KONTAN.CO.ID - Jakarta. PT Bank Tabungan Negara Tbk (BBTN) berencana membentuk bank syariah terbesar kedua di Indonesia melalui Unit Usaha Syariahnya (UUS), BTN syariah. Jelas saja, langkah bisnis ini sangat tepat karena perbankan syariah memiliki potensi besar, sekaligus bakal memacu perekonomian syariah. Namun jangan salah langkah untuk mengembangkan UUS BTN menjadi bank syariah besar karena ada risiko berat di simpang jalan. Rencana BTN mengembangkan UUS menjadi bank syariah telah berlangsung sejak beberapa tahun lalu. Pasalnya, UUS BTN tidak akan optimal memanfaatkan potensi pasar ekonomi berbasis syariah di Indonesia yang sangat besar. Dengan jumlah penduduk muslim sebesar 87,2% dari populasi, Indonesia memiliki potensi yang sangat besar untuk mengembangkan sektor keuangan dan ekonomi syariah. Kementerian Agama (Kemenag) juga mencatat ada hampir 30.000 pondok pesantren di Indonesia yang diantaranya memiliki potensi ekonomi. Pemerintah juga gencar mendorong program sejuta sertifikasi halal gratis untuk usaha mikro kecil menengah (UMKM).
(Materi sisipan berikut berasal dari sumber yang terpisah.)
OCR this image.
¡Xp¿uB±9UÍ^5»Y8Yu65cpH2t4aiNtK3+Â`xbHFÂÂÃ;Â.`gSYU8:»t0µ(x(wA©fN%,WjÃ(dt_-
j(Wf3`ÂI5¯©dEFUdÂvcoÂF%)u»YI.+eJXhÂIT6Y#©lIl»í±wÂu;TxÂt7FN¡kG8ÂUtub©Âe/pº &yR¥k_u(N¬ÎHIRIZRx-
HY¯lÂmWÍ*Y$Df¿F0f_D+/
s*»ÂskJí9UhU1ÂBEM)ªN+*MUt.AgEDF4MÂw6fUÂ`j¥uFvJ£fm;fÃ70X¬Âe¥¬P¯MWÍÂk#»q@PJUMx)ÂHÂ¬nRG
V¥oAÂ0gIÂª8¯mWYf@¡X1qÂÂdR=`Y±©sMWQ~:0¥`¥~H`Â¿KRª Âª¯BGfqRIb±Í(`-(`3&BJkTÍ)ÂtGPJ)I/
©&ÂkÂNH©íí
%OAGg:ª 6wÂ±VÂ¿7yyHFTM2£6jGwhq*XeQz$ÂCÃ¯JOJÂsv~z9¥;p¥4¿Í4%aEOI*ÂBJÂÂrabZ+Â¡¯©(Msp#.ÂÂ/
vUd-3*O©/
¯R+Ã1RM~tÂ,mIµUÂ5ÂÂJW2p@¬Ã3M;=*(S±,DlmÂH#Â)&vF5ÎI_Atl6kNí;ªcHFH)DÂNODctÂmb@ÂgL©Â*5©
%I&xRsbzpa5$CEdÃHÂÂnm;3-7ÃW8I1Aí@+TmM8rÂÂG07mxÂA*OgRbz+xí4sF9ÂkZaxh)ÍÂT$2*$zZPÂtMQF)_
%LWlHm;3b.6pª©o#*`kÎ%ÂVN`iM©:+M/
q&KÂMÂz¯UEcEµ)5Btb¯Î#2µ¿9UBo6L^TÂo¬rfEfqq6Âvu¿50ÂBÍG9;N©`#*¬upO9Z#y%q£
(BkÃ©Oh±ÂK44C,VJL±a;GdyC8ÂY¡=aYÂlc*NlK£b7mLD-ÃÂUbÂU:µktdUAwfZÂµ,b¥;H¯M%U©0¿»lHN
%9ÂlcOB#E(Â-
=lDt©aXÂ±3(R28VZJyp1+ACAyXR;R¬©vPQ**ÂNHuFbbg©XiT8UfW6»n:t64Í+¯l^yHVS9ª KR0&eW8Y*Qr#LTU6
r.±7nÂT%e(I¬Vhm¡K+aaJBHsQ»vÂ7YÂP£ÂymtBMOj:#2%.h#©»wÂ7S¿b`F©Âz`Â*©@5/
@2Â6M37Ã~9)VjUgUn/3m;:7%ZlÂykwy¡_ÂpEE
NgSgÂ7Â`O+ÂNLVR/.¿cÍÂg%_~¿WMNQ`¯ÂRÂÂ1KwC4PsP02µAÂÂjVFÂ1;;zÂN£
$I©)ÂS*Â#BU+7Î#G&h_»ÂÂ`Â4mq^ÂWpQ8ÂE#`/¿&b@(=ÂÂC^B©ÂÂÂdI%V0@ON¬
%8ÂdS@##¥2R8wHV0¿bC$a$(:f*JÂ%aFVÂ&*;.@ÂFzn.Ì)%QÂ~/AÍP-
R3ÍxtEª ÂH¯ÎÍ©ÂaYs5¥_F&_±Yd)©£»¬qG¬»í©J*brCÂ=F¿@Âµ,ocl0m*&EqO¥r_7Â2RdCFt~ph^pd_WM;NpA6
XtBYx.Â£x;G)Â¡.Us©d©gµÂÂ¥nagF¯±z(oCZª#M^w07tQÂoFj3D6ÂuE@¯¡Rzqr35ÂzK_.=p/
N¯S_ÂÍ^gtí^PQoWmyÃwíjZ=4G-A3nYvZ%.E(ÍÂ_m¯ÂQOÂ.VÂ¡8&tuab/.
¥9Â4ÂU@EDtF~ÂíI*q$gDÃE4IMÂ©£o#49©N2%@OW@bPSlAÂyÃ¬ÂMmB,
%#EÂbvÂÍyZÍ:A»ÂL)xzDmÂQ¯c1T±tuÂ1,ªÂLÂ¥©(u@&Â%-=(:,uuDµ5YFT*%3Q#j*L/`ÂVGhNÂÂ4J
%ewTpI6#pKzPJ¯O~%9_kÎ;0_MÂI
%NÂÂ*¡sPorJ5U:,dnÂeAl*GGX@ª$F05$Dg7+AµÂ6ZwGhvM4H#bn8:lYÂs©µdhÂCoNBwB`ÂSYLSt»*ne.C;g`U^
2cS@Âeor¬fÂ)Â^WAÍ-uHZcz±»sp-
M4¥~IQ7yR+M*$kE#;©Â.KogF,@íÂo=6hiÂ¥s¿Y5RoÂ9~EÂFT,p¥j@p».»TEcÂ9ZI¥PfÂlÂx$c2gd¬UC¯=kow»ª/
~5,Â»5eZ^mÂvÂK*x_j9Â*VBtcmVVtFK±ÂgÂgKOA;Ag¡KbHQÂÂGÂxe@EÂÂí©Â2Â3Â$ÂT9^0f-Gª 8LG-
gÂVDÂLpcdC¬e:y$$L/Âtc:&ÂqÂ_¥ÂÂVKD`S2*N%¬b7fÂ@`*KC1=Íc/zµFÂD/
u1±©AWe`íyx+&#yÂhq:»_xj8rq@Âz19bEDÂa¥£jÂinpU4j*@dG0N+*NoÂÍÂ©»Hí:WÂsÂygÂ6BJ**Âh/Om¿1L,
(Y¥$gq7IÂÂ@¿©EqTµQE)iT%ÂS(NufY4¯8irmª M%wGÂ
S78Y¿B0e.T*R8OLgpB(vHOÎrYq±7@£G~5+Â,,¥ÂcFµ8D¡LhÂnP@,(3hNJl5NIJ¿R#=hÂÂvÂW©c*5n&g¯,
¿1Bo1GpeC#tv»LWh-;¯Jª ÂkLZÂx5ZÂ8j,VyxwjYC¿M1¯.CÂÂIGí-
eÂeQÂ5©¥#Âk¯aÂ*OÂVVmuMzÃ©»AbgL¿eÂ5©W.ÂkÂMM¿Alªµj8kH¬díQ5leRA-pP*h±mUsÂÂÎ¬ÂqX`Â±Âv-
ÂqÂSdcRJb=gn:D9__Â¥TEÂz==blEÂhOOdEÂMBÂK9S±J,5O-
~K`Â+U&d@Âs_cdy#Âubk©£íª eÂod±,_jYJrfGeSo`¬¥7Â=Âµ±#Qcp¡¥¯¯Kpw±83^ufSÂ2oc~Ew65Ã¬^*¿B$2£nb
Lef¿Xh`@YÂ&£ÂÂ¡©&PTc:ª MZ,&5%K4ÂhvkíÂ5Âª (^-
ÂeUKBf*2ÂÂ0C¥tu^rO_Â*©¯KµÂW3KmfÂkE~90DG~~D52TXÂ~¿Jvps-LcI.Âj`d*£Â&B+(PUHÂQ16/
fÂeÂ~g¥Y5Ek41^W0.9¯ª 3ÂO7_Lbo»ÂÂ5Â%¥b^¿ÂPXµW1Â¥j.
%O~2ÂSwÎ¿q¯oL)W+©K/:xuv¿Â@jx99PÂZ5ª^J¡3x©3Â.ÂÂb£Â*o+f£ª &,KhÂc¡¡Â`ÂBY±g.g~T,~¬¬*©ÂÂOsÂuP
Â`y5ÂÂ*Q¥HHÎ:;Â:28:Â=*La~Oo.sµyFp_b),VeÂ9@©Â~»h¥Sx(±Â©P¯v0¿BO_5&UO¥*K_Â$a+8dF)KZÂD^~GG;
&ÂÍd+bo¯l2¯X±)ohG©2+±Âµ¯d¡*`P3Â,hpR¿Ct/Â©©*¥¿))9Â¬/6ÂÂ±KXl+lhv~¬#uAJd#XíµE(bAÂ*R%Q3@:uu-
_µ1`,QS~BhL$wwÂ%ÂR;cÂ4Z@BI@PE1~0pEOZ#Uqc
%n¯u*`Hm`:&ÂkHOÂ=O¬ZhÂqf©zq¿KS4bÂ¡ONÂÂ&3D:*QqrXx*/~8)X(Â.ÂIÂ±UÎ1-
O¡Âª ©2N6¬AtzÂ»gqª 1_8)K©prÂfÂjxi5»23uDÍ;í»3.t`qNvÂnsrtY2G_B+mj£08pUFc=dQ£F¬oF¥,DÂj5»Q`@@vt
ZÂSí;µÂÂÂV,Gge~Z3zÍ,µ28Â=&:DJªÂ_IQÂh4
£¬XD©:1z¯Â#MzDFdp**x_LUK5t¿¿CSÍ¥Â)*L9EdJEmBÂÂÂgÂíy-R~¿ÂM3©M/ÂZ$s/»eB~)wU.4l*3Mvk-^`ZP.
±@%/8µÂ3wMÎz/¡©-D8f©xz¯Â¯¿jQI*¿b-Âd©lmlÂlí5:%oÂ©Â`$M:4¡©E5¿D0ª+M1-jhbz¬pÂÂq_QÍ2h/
Dengan potensi yang besar, tak heran jika bisnis keuangan syariah berkembang pesat. Selama tahun 2022, aset industri keuangan syariah telah mencapai Rp 2.375,84 triliun. Dalam laporan perkembangan keuangan syariah Indonesia 2022, Otoritas Jasa Keuangan (OJK) mencatat, jumlah aset tersebut meningkat dari tahun 2021 sebesar Rp 2.050,44 triliun atau tumbuh 15,87% lebih tinggi dari tahun 2021 yang sebesar 13,82%
year on year (yoy).
Agar mampu memanfaatkan potensi bisnis yang besar, manajemen BTN telah menyiapkan rencana ekspansi bisnis syariah. Akuisisi bank menjadi opsi utama. Pada awal 2022, BTN sempat membidik Bank Victoria Syariah untuk diakuisisi. Namun, rencana pembelian anak usaha PT Bank Victoria International Tbk (BVIC) itu kandas karena tidak ada kesepakatan. BTN kembali membidik bank syariah. Langkah ini telah masuk dalam rencana bisnis bank (RBB). Hal itu dikonfirmasi oleh Corporate Secretary BTN Ramon Armando dalam keterbukaan di Bursa Efek Indonesia (BEI) Senin (13/11/2023). Manajemen BTN menjelaskan berencana melakukan aksi korporasi dalam 12 bulan mendatang. Salah satunya melakukan pemisahan atau spin-off unit usaha syariah (UUS) menjadi bank umum syariah (BUS). Manajemen bank yang tenar dengan layanan KPR ini memiliki kewajiban untuk segera spin off unit usaha syariahnya. Pasalnya, aset BTN Syariah pada akhir 2023 sudah mencapai Rp 54,3 triliun, meningkat 19,8% dari tahun sebelumnya. Sesuai Peraturan Otoritas Jasa Keuangan (POJK) No. 12/2023, UUS wajib spin-off ketika asetnya telah mencapai 50% dari aset induk atau minimal aset mencapai Rp 50 triliun. Ketika syarat terpenuhi, UUS wajib spin-off paling lambat 2 tahun kemudian. Pada 2023, aset UUS BTN telah menembus Rp 54 triliun. Untuk Spin off, manajemen BTN kaji opsi yang paling efisien, mudah dan cepat dilaksanakan. Pilihan pertama adalah mendirikan perusahaan baru atau meminta lisensi baru untuk BUS.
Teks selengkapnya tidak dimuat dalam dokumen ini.